What Debt Removal Would Change

If interest costs tied to old borrowings disappear: Monthly cash flow improves immediately.
Net losses narrow sharply. The airline’s financial statements look cleaner.

Investor and lender confidence improves. In effect, the airline would be judged on how it flies — not how it borrowed.

But debt relief alone does not erase: Fuel volatility.
Competitive Gulf carriers.
Fleet optimisation challenges. Cargo revenue fluctuations.

Global aviation cyclicality.

The business must still compete in one of the world’s thinnest-margin industries.

The Strategic Fork
The airline has laid out a five-year plan focusing on:

Fleet rationalisation
Route optimisation Operational efficiency Customer experience upgrades

Those are the right levers.
But success depends on discipline — not declarations.

The Reality Check

SriLankan Airlines is not collapsing. It is not yet thriving either. It is improving operationally while financially constrained by the past. If legacy debt is absorbed, the airline’s reported performance becomes more reflective of its current management rather than historical baggage. That matters.

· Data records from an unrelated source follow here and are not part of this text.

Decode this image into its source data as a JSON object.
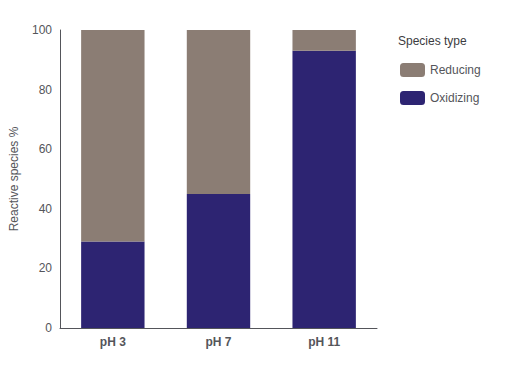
{
  "chart_data": {
    "type": "bar",
    "categories": [
      "pH 3",
      "pH 7",
      "pH 11"
    ],
    "series": [
      {
        "name": "Oxidizing",
        "color": "#2D2472",
        "values": [
          29,
          45,
          93
        ]
      },
      {
        "name": "Reducing",
        "color": "#8B7D74",
        "values": [
          71,
          55,
          7
        ]
      }
    ],
    "stacked": true,
    "ylabel": "Reactive species %",
    "ylim": [
      0,
      100
    ],
    "yticks": [
      0,
      20,
      40,
      60,
      80,
      100
    ],
    "legend": "right",
    "legend_title": "Species type",
    "grid": false
  }
}
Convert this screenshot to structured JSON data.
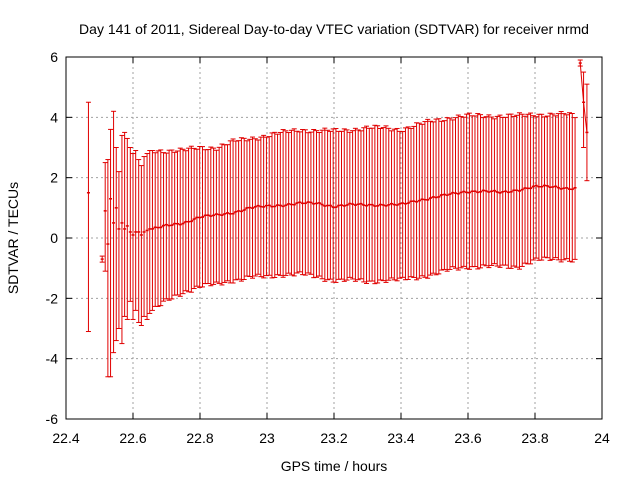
{
  "chart_data": {
    "type": "scatter",
    "style": "error-bars",
    "title": "Day 141 of 2011, Sidereal Day-to-day VTEC variation (SDTVAR) for receiver nrmd",
    "xlabel": "GPS time / hours",
    "ylabel": "SDTVAR / TECUs",
    "xlim": [
      22.4,
      24
    ],
    "ylim": [
      -6,
      6
    ],
    "x_ticks": [
      "22.4",
      "22.6",
      "22.8",
      "23",
      "23.2",
      "23.4",
      "23.6",
      "23.8",
      "24"
    ],
    "y_ticks": [
      "6",
      "4",
      "2",
      "0",
      "-2",
      "-4",
      "-6"
    ],
    "grid": true,
    "legend": "none",
    "series_color": "#e00000",
    "sparse_points": [
      {
        "x": 22.467,
        "y": 1.5,
        "ylo": -3.1,
        "yhi": 4.5
      },
      {
        "x": 22.508,
        "y": -0.7,
        "ylo": -0.8,
        "yhi": -0.6
      },
      {
        "x": 22.517,
        "y": 0.9,
        "ylo": -1.1,
        "yhi": 2.5
      },
      {
        "x": 22.525,
        "y": -0.2,
        "ylo": -4.6,
        "yhi": 2.6
      },
      {
        "x": 22.533,
        "y": 1.3,
        "ylo": -4.6,
        "yhi": 3.6
      },
      {
        "x": 22.542,
        "y": 0.5,
        "ylo": -3.8,
        "yhi": 4.2
      },
      {
        "x": 22.55,
        "y": 1.0,
        "ylo": -3.4,
        "yhi": 3.0
      },
      {
        "x": 22.558,
        "y": 0.3,
        "ylo": -3.0,
        "yhi": 2.2
      },
      {
        "x": 22.567,
        "y": 0.5,
        "ylo": -3.5,
        "yhi": 3.4
      },
      {
        "x": 22.575,
        "y": 0.3,
        "ylo": -2.6,
        "yhi": 3.5
      },
      {
        "x": 22.583,
        "y": 0.4,
        "ylo": -2.7,
        "yhi": 3.3
      },
      {
        "x": 22.592,
        "y": 0.2,
        "ylo": -2.1,
        "yhi": 3.0
      },
      {
        "x": 22.6,
        "y": 0.1,
        "ylo": -2.7,
        "yhi": 2.8
      },
      {
        "x": 22.608,
        "y": 0.2,
        "ylo": -2.4,
        "yhi": 2.9
      },
      {
        "x": 22.617,
        "y": 0.2,
        "ylo": -2.8,
        "yhi": 2.6
      },
      {
        "x": 22.625,
        "y": 0.1,
        "ylo": -2.9,
        "yhi": 2.4
      },
      {
        "x": 22.633,
        "y": 0.2,
        "ylo": -2.6,
        "yhi": 2.7
      },
      {
        "x": 22.642,
        "y": 0.25,
        "ylo": -2.7,
        "yhi": 2.8
      },
      {
        "x": 22.65,
        "y": 0.3,
        "ylo": -2.5,
        "yhi": 2.9
      }
    ],
    "dense_trend": {
      "x_start": 22.658,
      "x_end": 23.925,
      "step": 0.0083,
      "points": [
        {
          "x": 22.658,
          "y": 0.3,
          "ylo": -2.4,
          "yhi": 2.9
        },
        {
          "x": 22.7,
          "y": 0.4,
          "ylo": -2.1,
          "yhi": 2.9
        },
        {
          "x": 22.75,
          "y": 0.5,
          "ylo": -1.8,
          "yhi": 2.9
        },
        {
          "x": 22.8,
          "y": 0.7,
          "ylo": -1.6,
          "yhi": 3.0
        },
        {
          "x": 22.85,
          "y": 0.75,
          "ylo": -1.55,
          "yhi": 3.0
        },
        {
          "x": 22.9,
          "y": 0.85,
          "ylo": -1.4,
          "yhi": 3.2
        },
        {
          "x": 22.95,
          "y": 1.0,
          "ylo": -1.3,
          "yhi": 3.3
        },
        {
          "x": 23.0,
          "y": 1.05,
          "ylo": -1.3,
          "yhi": 3.4
        },
        {
          "x": 23.05,
          "y": 1.1,
          "ylo": -1.2,
          "yhi": 3.5
        },
        {
          "x": 23.1,
          "y": 1.15,
          "ylo": -1.2,
          "yhi": 3.6
        },
        {
          "x": 23.15,
          "y": 1.15,
          "ylo": -1.3,
          "yhi": 3.55
        },
        {
          "x": 23.2,
          "y": 1.05,
          "ylo": -1.4,
          "yhi": 3.55
        },
        {
          "x": 23.25,
          "y": 1.1,
          "ylo": -1.4,
          "yhi": 3.6
        },
        {
          "x": 23.3,
          "y": 1.1,
          "ylo": -1.45,
          "yhi": 3.65
        },
        {
          "x": 23.35,
          "y": 1.1,
          "ylo": -1.4,
          "yhi": 3.65
        },
        {
          "x": 23.4,
          "y": 1.1,
          "ylo": -1.4,
          "yhi": 3.6
        },
        {
          "x": 23.45,
          "y": 1.25,
          "ylo": -1.3,
          "yhi": 3.75
        },
        {
          "x": 23.5,
          "y": 1.35,
          "ylo": -1.2,
          "yhi": 3.9
        },
        {
          "x": 23.55,
          "y": 1.45,
          "ylo": -1.05,
          "yhi": 4.0
        },
        {
          "x": 23.6,
          "y": 1.55,
          "ylo": -0.95,
          "yhi": 4.05
        },
        {
          "x": 23.65,
          "y": 1.55,
          "ylo": -0.95,
          "yhi": 4.05
        },
        {
          "x": 23.7,
          "y": 1.5,
          "ylo": -0.95,
          "yhi": 4.05
        },
        {
          "x": 23.75,
          "y": 1.6,
          "ylo": -0.95,
          "yhi": 4.05
        },
        {
          "x": 23.8,
          "y": 1.7,
          "ylo": -0.75,
          "yhi": 4.1
        },
        {
          "x": 23.85,
          "y": 1.7,
          "ylo": -0.7,
          "yhi": 4.1
        },
        {
          "x": 23.9,
          "y": 1.65,
          "ylo": -0.7,
          "yhi": 4.1
        },
        {
          "x": 23.925,
          "y": 1.65,
          "ylo": -0.75,
          "yhi": 4.0
        }
      ]
    },
    "tail_points": [
      {
        "x": 23.935,
        "y": 5.8,
        "ylo": 5.7,
        "yhi": 5.9
      },
      {
        "x": 23.945,
        "y": 4.5,
        "ylo": 3.0,
        "yhi": 5.5
      },
      {
        "x": 23.955,
        "y": 3.5,
        "ylo": 1.9,
        "yhi": 5.1
      }
    ]
  }
}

Because perception drives credit ratings. Credit ratings drive borrowing costs. Borrowing costs drive sustainability. The deeper question is political, not technical:

Will Sri Lanka allow its national carrier to operate as a commercial enterprise — insulated from interference — once the slate is cleaned? Debt relief can reset the runway. But only governance reform keeps the aircraft airborne.

SriLankan Airlines may well be profitable in the air. The challenge is ensuring it is not permanently burdened on the ground.